寺社仏閣には、歴史的に有名な人物が行きつまった時に、そこで修行して活路を見いだした話がのこされている。
昔のようにそのお寺に21日間こもって断食修行などは難しいかもしれないが、人生上の難問にぶち当たったときには、修行の時が来たと思い、悩みから一度はなれて徹底的に修行してみるべし。一点集中が困難を打ち破る。
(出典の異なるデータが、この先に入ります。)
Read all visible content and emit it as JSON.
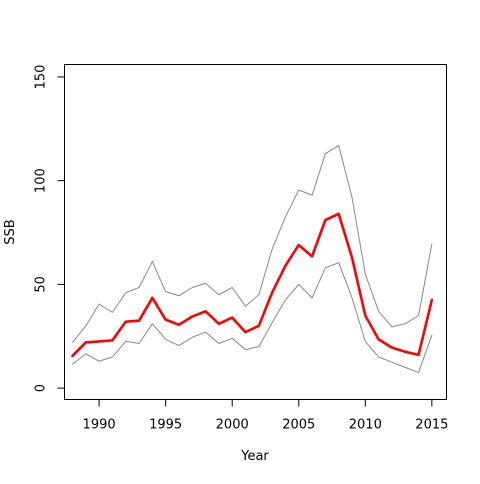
{
  "chart_data": {
    "type": "line",
    "title": "",
    "xlabel": "Year",
    "ylabel": "SSB",
    "xlim": [
      1987.4,
      2016.1
    ],
    "ylim": [
      -5.5,
      156
    ],
    "xticks": [
      1990,
      1995,
      2000,
      2005,
      2010,
      2015
    ],
    "yticks": [
      0,
      50,
      100,
      150
    ],
    "grid": false,
    "x": [
      1988,
      1989,
      1990,
      1991,
      1992,
      1993,
      1994,
      1995,
      1996,
      1997,
      1998,
      1999,
      2000,
      2001,
      2002,
      2003,
      2004,
      2005,
      2006,
      2007,
      2008,
      2009,
      2010,
      2011,
      2012,
      2013,
      2014,
      2015
    ],
    "series": [
      {
        "role": "upper",
        "color": "#888888",
        "width": 1,
        "values": [
          22,
          30,
          40.5,
          36.5,
          46,
          48.5,
          61,
          46.5,
          44.5,
          48.5,
          50.5,
          45,
          48.5,
          39.5,
          45,
          67,
          82.5,
          95.5,
          93,
          113,
          117,
          92,
          55,
          37,
          29.5,
          31,
          35,
          69.5
        ]
      },
      {
        "role": "estimate",
        "color": "#ff0000",
        "width": 2.6,
        "values": [
          15.5,
          22,
          22.5,
          23,
          32,
          32.5,
          43.5,
          33,
          30.5,
          34.5,
          37,
          31,
          34,
          27,
          30,
          46,
          59,
          69,
          63.5,
          81,
          84,
          63,
          35,
          23.5,
          19.5,
          17.5,
          16,
          42.5
        ]
      },
      {
        "role": "lower",
        "color": "#888888",
        "width": 1,
        "values": [
          11.5,
          16.5,
          13,
          15,
          22.5,
          21.5,
          31,
          23.5,
          20.5,
          24.5,
          27,
          21.5,
          24,
          18.5,
          20,
          31.5,
          42.5,
          50,
          43.5,
          58,
          60.5,
          43.5,
          22.5,
          15,
          12.5,
          10,
          7.5,
          25.5
        ]
      }
    ]
  }
}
あっちふらふら、こっちふらふらでは、困難を打ち破る力が得られない。
だいたい悩んでいるときは、そのことだけに気をとられて、視野が狭い状態にある。
そして、過剰に心身のエネルギーを消耗している。
起死回生には日頃信仰している神仏に向かいあい、腹をすえて思い切った修行をするがよい。
必ずなにがしかの気づきや御徳を授かるものである。
私自身も何度も経験がある。
しかし、これは普段から手を合わせていないといざという時にはできない。普段の信仰の積み重ねがものを言うのだ。
不器用で鍼灸の師匠から破門になった杉山和一は、江ノ島に籠り、修行して神徳をさずかり、ついに総検校という最高位についた。まさに起死回生。
二宮尊徳は進退窮まったとき、一度現場をはなれて成田山で断食水行、ついに不動心を得て、困難な事業をなしとげた。